Mazerat went to school in Bourges . He graduated from the Lycée Saint-Louis in Paris and studied at the Technical University of École Centrale (graduated in 1926). He entered the St. Sulpice Seminary in Paris and was ordained a priest in 1932. He was drafted as a chaplain in Nanterre in 1939, did military service as an artillery officer and spent five years as a prisoner of war in camps in Austria and Poland.

Pastor in Paris, bishop in Toulon and Angers

From 1945 he was chaplain in the 8th arrondissement of Paris.
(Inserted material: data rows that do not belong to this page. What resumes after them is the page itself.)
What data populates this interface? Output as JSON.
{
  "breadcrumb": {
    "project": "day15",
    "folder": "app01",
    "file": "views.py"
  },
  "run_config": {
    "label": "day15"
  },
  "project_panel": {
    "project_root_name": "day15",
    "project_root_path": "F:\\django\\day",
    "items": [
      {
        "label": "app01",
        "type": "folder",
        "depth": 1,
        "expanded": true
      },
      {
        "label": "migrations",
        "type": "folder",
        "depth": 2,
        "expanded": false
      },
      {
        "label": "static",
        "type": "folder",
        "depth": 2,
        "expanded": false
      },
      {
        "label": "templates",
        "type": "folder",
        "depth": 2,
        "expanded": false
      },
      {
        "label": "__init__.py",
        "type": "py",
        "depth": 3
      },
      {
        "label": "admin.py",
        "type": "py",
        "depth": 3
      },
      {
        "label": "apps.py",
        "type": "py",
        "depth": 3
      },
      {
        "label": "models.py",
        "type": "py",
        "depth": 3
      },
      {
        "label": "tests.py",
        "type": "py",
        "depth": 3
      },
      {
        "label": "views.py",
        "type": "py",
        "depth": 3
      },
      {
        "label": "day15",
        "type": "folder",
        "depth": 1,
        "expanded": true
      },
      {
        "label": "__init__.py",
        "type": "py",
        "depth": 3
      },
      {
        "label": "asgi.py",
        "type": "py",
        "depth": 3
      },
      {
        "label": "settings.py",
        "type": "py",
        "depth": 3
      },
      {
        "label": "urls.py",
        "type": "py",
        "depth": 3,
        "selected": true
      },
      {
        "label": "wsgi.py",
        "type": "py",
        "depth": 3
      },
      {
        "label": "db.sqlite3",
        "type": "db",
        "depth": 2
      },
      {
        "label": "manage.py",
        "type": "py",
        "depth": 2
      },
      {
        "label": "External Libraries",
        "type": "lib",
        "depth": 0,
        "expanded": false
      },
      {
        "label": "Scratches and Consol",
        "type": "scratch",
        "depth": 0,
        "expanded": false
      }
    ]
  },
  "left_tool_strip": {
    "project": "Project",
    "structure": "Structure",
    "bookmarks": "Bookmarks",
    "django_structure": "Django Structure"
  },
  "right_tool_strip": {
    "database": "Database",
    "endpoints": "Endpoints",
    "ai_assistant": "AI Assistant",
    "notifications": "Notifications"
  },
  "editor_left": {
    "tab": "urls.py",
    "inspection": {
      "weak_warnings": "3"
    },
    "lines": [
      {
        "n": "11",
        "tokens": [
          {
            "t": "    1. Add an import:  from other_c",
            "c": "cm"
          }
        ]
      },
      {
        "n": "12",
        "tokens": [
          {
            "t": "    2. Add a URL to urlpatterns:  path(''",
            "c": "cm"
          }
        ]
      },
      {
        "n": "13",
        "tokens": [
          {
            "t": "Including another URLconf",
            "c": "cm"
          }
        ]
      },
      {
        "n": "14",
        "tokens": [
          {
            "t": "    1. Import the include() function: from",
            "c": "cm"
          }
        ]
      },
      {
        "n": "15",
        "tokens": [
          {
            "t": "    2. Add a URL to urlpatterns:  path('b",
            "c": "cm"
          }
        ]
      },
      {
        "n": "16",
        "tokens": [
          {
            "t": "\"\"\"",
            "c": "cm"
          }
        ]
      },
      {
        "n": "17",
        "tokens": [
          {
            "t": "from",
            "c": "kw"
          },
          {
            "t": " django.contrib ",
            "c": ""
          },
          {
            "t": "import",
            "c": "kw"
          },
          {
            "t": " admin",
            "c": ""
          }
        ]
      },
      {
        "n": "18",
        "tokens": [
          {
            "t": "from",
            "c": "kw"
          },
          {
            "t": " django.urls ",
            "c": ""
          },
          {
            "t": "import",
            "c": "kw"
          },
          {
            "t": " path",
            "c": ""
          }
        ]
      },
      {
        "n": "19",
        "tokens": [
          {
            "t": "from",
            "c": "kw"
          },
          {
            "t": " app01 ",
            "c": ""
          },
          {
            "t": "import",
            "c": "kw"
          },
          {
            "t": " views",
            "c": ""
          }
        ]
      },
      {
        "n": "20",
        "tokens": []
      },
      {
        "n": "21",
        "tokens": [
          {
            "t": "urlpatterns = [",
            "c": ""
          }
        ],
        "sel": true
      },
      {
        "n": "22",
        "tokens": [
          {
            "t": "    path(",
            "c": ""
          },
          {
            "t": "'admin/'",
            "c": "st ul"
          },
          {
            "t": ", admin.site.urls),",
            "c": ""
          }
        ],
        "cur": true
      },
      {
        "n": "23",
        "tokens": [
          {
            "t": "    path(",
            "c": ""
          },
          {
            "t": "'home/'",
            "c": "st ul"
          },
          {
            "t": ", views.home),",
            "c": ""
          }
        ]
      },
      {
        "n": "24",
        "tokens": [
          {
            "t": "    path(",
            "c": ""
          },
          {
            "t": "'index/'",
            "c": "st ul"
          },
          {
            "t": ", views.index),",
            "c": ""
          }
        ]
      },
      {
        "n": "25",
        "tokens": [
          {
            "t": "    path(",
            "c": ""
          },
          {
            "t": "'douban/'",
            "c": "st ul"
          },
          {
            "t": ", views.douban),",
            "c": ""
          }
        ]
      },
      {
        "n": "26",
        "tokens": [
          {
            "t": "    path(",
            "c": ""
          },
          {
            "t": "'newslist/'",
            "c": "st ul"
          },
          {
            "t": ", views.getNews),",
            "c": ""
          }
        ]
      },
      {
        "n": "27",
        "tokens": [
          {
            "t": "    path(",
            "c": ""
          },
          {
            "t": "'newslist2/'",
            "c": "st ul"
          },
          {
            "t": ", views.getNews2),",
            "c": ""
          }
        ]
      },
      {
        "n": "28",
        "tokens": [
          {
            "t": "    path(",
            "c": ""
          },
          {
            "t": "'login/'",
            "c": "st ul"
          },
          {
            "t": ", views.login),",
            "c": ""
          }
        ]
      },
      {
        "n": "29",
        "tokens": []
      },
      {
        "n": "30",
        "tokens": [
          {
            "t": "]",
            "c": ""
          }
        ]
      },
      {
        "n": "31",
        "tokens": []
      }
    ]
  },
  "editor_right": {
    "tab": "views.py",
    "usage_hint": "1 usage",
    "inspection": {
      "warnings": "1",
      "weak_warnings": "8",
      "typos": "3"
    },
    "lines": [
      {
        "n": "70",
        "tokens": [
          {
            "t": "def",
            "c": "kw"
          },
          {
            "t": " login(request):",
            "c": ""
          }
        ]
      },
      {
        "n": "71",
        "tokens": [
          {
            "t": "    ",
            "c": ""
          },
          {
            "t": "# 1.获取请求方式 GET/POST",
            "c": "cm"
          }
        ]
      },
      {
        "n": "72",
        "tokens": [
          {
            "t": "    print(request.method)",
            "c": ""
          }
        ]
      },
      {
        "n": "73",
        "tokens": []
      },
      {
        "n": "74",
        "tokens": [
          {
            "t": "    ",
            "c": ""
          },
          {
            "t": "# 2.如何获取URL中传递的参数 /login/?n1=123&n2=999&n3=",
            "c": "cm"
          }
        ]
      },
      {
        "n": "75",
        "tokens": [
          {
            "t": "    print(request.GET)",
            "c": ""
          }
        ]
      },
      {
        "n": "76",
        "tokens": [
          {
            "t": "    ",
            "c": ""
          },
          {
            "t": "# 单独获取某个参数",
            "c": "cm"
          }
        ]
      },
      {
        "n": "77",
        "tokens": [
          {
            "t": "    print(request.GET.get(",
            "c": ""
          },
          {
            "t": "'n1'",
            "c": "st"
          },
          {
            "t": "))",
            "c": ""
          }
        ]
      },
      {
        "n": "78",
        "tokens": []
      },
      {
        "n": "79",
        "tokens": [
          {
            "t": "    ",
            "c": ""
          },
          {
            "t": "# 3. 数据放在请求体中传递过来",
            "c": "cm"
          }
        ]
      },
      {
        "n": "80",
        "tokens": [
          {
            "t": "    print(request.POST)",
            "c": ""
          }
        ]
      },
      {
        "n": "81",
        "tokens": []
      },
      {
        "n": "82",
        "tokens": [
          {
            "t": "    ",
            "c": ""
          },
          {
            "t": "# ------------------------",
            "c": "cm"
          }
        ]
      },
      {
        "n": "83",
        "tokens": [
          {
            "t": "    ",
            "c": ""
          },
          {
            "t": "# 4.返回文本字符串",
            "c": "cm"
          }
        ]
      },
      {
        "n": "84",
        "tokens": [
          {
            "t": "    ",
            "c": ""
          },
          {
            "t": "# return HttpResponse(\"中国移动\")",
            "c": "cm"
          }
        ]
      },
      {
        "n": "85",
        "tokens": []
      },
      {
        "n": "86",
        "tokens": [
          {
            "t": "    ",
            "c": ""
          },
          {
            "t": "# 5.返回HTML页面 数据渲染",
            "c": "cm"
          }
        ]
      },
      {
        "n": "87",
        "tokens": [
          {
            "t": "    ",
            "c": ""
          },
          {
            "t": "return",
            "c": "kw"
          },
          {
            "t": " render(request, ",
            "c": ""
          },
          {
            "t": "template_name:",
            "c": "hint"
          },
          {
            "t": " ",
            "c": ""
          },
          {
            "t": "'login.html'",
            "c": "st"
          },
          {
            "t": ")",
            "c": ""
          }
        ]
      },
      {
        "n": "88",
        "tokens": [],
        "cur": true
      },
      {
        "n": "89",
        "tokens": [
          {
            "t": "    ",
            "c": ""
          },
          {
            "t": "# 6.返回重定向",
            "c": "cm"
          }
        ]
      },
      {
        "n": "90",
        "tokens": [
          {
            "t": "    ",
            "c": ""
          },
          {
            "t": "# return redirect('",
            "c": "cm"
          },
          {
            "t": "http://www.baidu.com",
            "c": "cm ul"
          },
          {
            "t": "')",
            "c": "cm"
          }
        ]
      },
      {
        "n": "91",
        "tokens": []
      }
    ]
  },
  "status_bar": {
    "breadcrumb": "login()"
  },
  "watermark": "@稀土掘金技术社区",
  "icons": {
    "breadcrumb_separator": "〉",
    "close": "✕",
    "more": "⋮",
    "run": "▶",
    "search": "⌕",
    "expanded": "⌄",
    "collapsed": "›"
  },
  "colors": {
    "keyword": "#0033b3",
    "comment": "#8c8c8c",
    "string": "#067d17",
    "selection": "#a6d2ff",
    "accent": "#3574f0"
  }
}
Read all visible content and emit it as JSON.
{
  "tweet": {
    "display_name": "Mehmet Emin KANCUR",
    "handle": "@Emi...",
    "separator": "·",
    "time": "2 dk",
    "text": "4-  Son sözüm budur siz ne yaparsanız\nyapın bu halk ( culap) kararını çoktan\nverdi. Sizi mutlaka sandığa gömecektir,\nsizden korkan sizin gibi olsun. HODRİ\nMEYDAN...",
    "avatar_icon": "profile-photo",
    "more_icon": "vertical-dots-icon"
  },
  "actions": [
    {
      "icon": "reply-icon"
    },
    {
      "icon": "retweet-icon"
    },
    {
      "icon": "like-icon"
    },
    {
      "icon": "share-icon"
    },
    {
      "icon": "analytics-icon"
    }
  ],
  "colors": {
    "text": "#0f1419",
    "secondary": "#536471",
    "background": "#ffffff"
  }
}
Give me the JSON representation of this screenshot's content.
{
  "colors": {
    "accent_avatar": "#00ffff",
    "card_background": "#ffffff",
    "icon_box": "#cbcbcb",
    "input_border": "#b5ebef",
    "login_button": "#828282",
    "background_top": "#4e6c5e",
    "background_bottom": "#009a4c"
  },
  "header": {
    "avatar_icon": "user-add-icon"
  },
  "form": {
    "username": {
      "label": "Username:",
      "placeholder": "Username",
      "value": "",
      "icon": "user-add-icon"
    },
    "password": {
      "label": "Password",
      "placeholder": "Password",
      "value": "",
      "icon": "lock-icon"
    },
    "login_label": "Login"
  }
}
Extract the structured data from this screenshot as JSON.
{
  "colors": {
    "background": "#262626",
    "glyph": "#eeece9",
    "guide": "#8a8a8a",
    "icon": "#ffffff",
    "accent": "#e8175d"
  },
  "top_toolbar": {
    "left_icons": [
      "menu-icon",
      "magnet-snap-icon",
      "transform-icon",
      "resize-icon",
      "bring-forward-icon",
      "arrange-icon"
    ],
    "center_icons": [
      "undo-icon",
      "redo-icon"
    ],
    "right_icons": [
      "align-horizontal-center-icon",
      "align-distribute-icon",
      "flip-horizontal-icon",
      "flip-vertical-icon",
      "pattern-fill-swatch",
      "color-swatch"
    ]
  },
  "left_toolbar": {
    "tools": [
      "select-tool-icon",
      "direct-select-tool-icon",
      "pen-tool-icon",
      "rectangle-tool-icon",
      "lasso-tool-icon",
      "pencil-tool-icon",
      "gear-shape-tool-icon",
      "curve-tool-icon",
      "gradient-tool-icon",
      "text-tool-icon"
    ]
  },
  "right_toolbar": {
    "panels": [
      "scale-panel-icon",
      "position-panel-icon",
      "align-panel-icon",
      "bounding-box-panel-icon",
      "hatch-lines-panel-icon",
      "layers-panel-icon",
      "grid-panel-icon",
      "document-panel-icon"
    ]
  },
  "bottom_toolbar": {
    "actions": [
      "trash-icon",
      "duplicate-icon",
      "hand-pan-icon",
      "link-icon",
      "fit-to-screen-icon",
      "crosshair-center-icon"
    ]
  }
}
In 1958 he was appointed pastor of his parish in quick succession, then coadjutor (with successor right) to the aged bishop of Fréjus-Toulon . As such, he made a contribution to the victims of the dam collapse of Fréjus in the winter of 1959-1960 . In June 1960 he was officially appointed bishop of Fréjus-Toulon, but already moved to the diocese of Angers in February 1962 .

In Angers he implemented the decisions of the Second Vatican Council , in which he himself had participated. Because of Parkinson's disease he abdicated in 1974 and retired to the Paris home of the Congregation of the Little Sisters of the Poor , where he died in 1986 at the age of 83. His episcopal motto was: Cum fide et dilectione (With faith and love).

Works

  • (with others) La liberté évangélique. Principes et pratique. Cinquième congrès national des prêtres chargés de religieuses, Angers, 15–17 June 1964 . Cerf, Paris 1965.

literature

  • Louis Porte: Histoire du diocèse de Fréjus-Toulon . Editions du Lau 2017, pp. 194–197.